The advise of counsel defense against a charge of willful infringement presents a choice to the potential infringer - using counsel who has already provided a non-infringement opinion or using counsel who is newly retained for purposes of trial.

Treble damages and attorneys fees may be imposed against a company based on willful patent infringement. In addition, a company's employee may also be exposed to liability if the employee actively and knowingly induced the company's infringement. To avoid willfulness, however, an opinion of non-validity or non-infringement must be a competent one.

One seemingly logical choice of counsel to provide such competent opinion is one who has trial experience. This is because the opinion may ultimately be examined by a judge or jury at trial. Thus, a company may want to select opinion counsel who can eventually serve as trial counsel. Indeed, some courts have suggested that opinion counsel should have litigation experience, as opposed to merely prosecution experience.
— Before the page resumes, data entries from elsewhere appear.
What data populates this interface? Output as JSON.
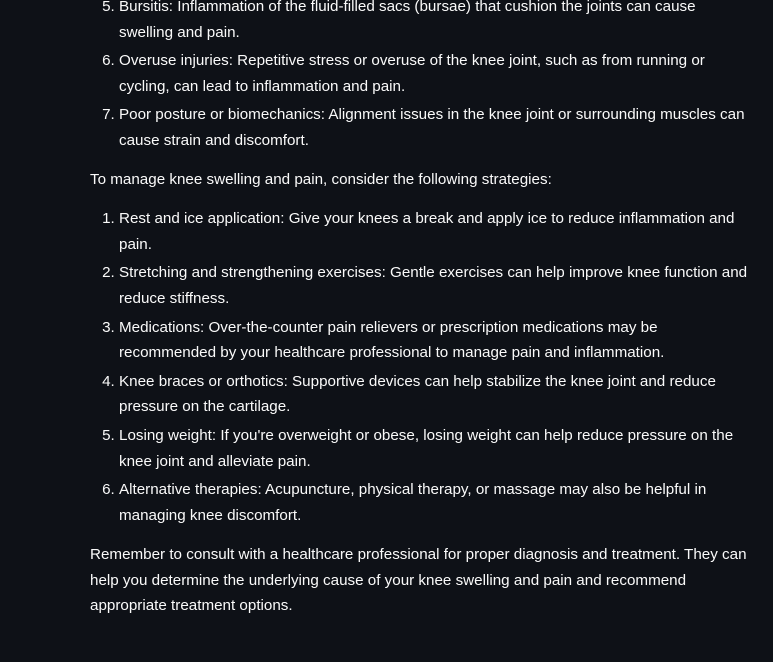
{
  "causes_list": {
    "start": 5,
    "items": [
      "Bursitis: Inflammation of the fluid-filled sacs (bursae) that cushion the joints can cause swelling and pain.",
      "Overuse injuries: Repetitive stress or overuse of the knee joint, such as from running or cycling, can lead to inflammation and pain.",
      "Poor posture or biomechanics: Alignment issues in the knee joint or surrounding muscles can cause strain and discomfort."
    ]
  },
  "strategies_intro": "To manage knee swelling and pain, consider the following strategies:",
  "strategies_list": {
    "items": [
      "Rest and ice application: Give your knees a break and apply ice to reduce inflammation and pain.",
      "Stretching and strengthening exercises: Gentle exercises can help improve knee function and reduce stiffness.",
      "Medications: Over-the-counter pain relievers or prescription medications may be recommended by your healthcare professional to manage pain and inflammation.",
      "Knee braces or orthotics: Supportive devices can help stabilize the knee joint and reduce pressure on the cartilage.",
      "Losing weight: If you're overweight or obese, losing weight can help reduce pressure on the knee joint and alleviate pain.",
      "Alternative therapies: Acupuncture, physical therapy, or massage may also be helpful in managing knee discomfort."
    ]
  },
  "closing": "Remember to consult with a healthcare professional for proper diagnosis and treatment. They can help you determine the underlying cause of your knee swelling and pain and recommend appropriate treatment options."
}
Can opinion counsel legally serve as trial counsel? The answer seems to be yes. Federal rules do not specifically exclude a trial attorney from testifying. Neither statutes nor case law contain such an exclusion.

The American Bar Association Model Rules of Professional Conduct, however, casts some doubt on opinion counsel being able to act as trial counsel. The Model Rules state that counsel should not act as an advocate at trial where counsel is likely to be a necessary witness. This disqualification may extend to counsel's entire law firm.
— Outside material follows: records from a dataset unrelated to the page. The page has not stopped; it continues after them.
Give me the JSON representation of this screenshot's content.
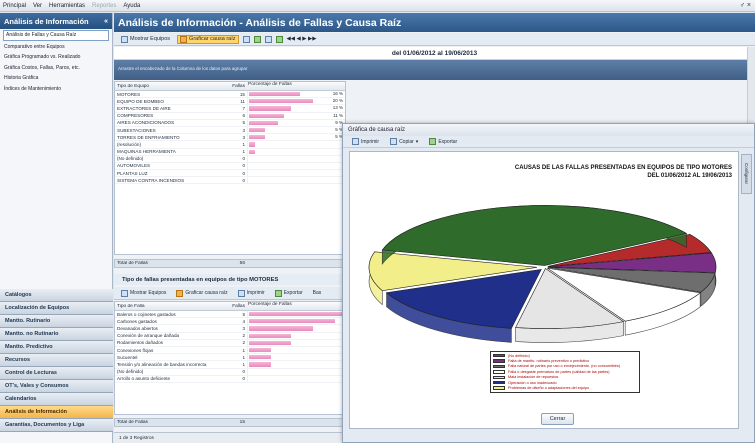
{
  "menubar": {
    "items": [
      "Principal",
      "Ver",
      "Herramientas",
      "Reportes",
      "Ayuda"
    ],
    "pin": "♂ ×"
  },
  "sidebar": {
    "title": "Análisis de Información",
    "collapse": "«",
    "items": [
      "Análisis de Fallas y Causa Raíz",
      "Comparativo entre Equipos",
      "Gráfica Programado vs. Realizado",
      "Gráfica Costos, Fallas, Paros, etc.",
      "Historia Gráfica",
      "Índices de Mantenimiento"
    ],
    "modules": [
      "Catálogos",
      "Localización de Equipos",
      "Mantto. Rutinario",
      "Mantto. no Rutinario",
      "Mantto. Predictivo",
      "Recursos",
      "Control de Lecturas",
      "OT's, Vales y Consumos",
      "Calendarios",
      "Análisis de Información",
      "Garantías, Documentos y Liga"
    ]
  },
  "main": {
    "title": "Análisis de Información - Análisis de Fallas y Causa Raíz",
    "toolbar": {
      "show_equipment": "Mostrar Equipos",
      "graph_causes": "Graficar causa raíz"
    },
    "period": "del 01/06/2012 al 19/06/2013",
    "info": "Arrastre el encabezado de la Columna de los datos para agrupar",
    "grid1": {
      "headers": [
        "Tipo de Equipo",
        "Fallas",
        "Porcentaje de Fallas"
      ],
      "rows": [
        {
          "name": "MOTORES",
          "fails": "15",
          "pct": "16 %",
          "ratio": 0.16
        },
        {
          "name": "EQUIPO DE BOMBEO",
          "fails": "11",
          "pct": "20 %",
          "ratio": 0.2
        },
        {
          "name": "EXTRACTORES DE AIRE",
          "fails": "7",
          "pct": "13 %",
          "ratio": 0.13
        },
        {
          "name": "COMPRESORES",
          "fails": "6",
          "pct": "11 %",
          "ratio": 0.11
        },
        {
          "name": "AIRES ACONDICIONADOS",
          "fails": "5",
          "pct": "9 %",
          "ratio": 0.09
        },
        {
          "name": "SUBESTACIONES",
          "fails": "3",
          "pct": "5 %",
          "ratio": 0.05
        },
        {
          "name": "TORRES DE ENFRIAMIENTO",
          "fails": "3",
          "pct": "5 %",
          "ratio": 0.05
        },
        {
          "name": "(resolución)",
          "fails": "1",
          "pct": "",
          "ratio": 0.02
        },
        {
          "name": "MAQUINAS HERRAMIENTA",
          "fails": "1",
          "pct": "",
          "ratio": 0.02
        },
        {
          "name": "(No definido)",
          "fails": "0",
          "pct": "",
          "ratio": 0
        },
        {
          "name": "AUTOMOVILES",
          "fails": "0",
          "pct": "",
          "ratio": 0
        },
        {
          "name": "PLANTAS LUZ",
          "fails": "0",
          "pct": "",
          "ratio": 0
        },
        {
          "name": "SISTEMA CONTRA INCENDIOS",
          "fails": "0",
          "pct": "",
          "ratio": 0
        }
      ],
      "total_label": "Total de Fallas",
      "total_value": "56"
    },
    "sub_title": "Tipo de fallas presentadas en equipos de tipo MOTORES",
    "toolbar2": {
      "show_equipment": "Mostrar Equipos",
      "graph_causes": "Graficar causa raíz",
      "print": "Imprimir",
      "export": "Exportar",
      "extra": "Bas"
    },
    "grid2": {
      "headers": [
        "Tipo de Falla",
        "Fallas",
        "Porcentaje de Fallas"
      ],
      "rows": [
        {
          "name": "Baleros o cojinetes gastados",
          "fails": "5",
          "ratio": 0.33
        },
        {
          "name": "Carbones gastados",
          "fails": "4",
          "ratio": 0.27
        },
        {
          "name": "Devanados abiertos",
          "fails": "3",
          "ratio": 0.2
        },
        {
          "name": "Conexión de arranque dañada",
          "fails": "2",
          "ratio": 0.13
        },
        {
          "name": "Rodamientos dañados",
          "fails": "2",
          "ratio": 0.13
        },
        {
          "name": "Conexiones flojas",
          "fails": "1",
          "ratio": 0.07
        },
        {
          "name": "Sucuentel",
          "fails": "1",
          "ratio": 0.07
        },
        {
          "name": "Tensión y/o alineación de bandas incorrecta",
          "fails": "1",
          "ratio": 0.07
        },
        {
          "name": "(No definido)",
          "fails": "0",
          "ratio": 0
        },
        {
          "name": "Arrollo o asunto deficiente",
          "fails": "0",
          "ratio": 0
        }
      ],
      "total_label": "Total de Fallas",
      "total_value": "15"
    },
    "status": "1 de 3 Registros"
  },
  "dialog": {
    "title": "Gráfica de causa raíz",
    "print": "Imprimir",
    "copy": "Copiar",
    "export": "Exportar",
    "side_tab": "Configurar",
    "close": "Cerrar",
    "chart_title": "CAUSAS DE LAS FALLAS PRESENTADAS EN EQUIPOS DE TIPO MOTORES",
    "chart_subtitle": "DEL 01/06/2012 AL 19/06/2013"
  },
  "chart_data": {
    "type": "pie",
    "title": "CAUSAS DE LAS FALLAS PRESENTADAS EN EQUIPOS DE TIPO MOTORES",
    "subtitle": "DEL 01/06/2012 AL 19/06/2013",
    "series": [
      {
        "name": "(No definido)",
        "value": 1,
        "color": "#b52a2a"
      },
      {
        "name": "Falta de mantto. rutinario preventivo o predictivo",
        "value": 1,
        "color": "#7a2f86"
      },
      {
        "name": "Falla natural de partes por uso o envejecimiento. (no consumibles)",
        "value": 1,
        "color": "#6e6e6e"
      },
      {
        "name": "Falla o desgaste prematuro de partes (calidad de las partes)",
        "value": 2,
        "color": "#ffffff"
      },
      {
        "name": "Mala instalación de repuestos",
        "value": 2,
        "color": "#e5e5e5"
      },
      {
        "name": "Operación o uso inadecuado",
        "value": 3,
        "color": "#1f2f8a"
      },
      {
        "name": "Problemas de diseño o adaptaciones del equipo",
        "value": 2,
        "color": "#f2ef8a"
      },
      {
        "name": "Otros",
        "value": 7,
        "color": "#2f6b2a"
      }
    ],
    "legend_position": "bottom"
  }
}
Yet, opinion counsel may not likely be needed as a witness where the opinion was in writing, according to some case law. Further, case law emphasizes the infringer's state of mind to determine willfulness, not that of the opining attorney. If opinion counsel's state of mind is not the primary focus, then opinion counsel having to testify may not be arguably likely.

Second, if infringing activity continued during litigation, the continuing advice of counsel may still be relevant to the issue of willfulness. Thus, the opinions of counsel provided during litigation and on issues of invalidity and non-infringement may arguably be waived. Whether right or wrong, the arguable basis may only result in an expensive and protracted discovery dispute.

Third, if it is determined that opinion counsel should testify about the circumstances, bases and/or content of a written opinion, such counsel is then vulnerable to damaging cross examination. A multitude of questions directed towards counsel's independence, bias and motive becomes a certainty. It is difficult to find how the implications in such questions, let alone the answers, could benefit the infringer. No doubt, independent witnesses are more favorably received by judges and juries than biased ones.

Fourth, the cost of opposing an attempt to disqualify trial counsel and such counsel's firm based on counsel testifying as a witness would not be incidental. And although perhaps not likely, if counsel and/or counsel's firm is disqualified, the costs to the infringer of retaining new counsel could make a continued defense economically impractical.

The choice of counsel to provide a non-validity and/or non-infringement opinion should be carefully made, notwithstanding the legal ability of opinion counsel to eventually serve as trial counsel. The choice of counsel now can have significant strategic and cost implications later.